One picture, for which he won the prestigious Robert Capa Gold Medal, was taken in the northern town of Tal Afar in 2005. An Iraqi girl is shown covered in blood, in the moments after nervous US soldiers shot and killed both of her parents after they had refused to stop their car (6). The couple's six children, who were sitting in the back seat, all survived. It was one of the first images of an accidental civilian killing to emerge, and Hondros regards the pictures as among his most important achievements.

"Thousands of Iraqis have been killed in these kinds of incidents: it's incredibly common. But although it happens every day, it's rarely photographed. It's only one aspect of the war, but in this case I hope my pictures helped people to understand how these things unfold."

In 2006, Hondros sensed a change in the way the occupying forces were perceived. Whereas many Iraqis had previously been "fairly tolerant" of the periodic disruptions caused by passing patrols, now even the most pro-American were growing tired of the repeated house-to-house searches carried out by US soldiers (7). With the war creating fewer headlines, Hondros set out to show the juxtaposition of the continuing conflict with the everyday lives of Iraqis (8).

"The critical thing at that time was trying to show the ongoing nature of the war, and how it was mixing up with the civilians," he says. "But I also knew that these things had to be incorporated into as few pictures as possible in order to get them published.
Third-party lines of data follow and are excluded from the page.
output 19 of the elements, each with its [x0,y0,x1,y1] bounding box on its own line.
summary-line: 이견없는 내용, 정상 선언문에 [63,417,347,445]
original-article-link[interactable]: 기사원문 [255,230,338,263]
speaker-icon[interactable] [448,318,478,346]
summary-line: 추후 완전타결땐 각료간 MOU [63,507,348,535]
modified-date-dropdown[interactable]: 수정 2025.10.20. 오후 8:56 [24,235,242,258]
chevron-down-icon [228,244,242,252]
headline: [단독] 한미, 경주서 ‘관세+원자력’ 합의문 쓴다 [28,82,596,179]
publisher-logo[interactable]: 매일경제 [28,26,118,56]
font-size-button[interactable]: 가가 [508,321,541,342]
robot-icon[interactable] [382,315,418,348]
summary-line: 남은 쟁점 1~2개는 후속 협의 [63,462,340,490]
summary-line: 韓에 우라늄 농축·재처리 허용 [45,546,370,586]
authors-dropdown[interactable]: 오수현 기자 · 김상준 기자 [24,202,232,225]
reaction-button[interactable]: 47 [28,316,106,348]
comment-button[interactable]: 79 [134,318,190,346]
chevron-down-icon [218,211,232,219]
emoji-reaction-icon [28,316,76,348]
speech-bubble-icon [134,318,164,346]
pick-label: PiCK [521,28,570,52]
So the more of those elements that I could squeeze into a single image, the better."

Last year, Hondros witnessed the effects infamous "troop surge", which the Bush administration hoped would make the country more secure. Far from improving the situation, he says, the surge simply threw a load of inexperienced soldiers into a volatile environment (9).

"It was a chaotic situation," he says. "American soldiers would see a group of suspicious-looking guys running around, take shots at them and then follow the blood trail and arrest them. ... It was all-out combat in some areas of Baghdad."

Hondros is reluctant to talk about how the war has affected him. "It has shaken me in a lot of ways. But I've seen similar things in other parts of the world. All I'll be able to say is that I went and covered what was in front of me, and did what I could to help people understand what was happening – even when I didn't really understand it myself."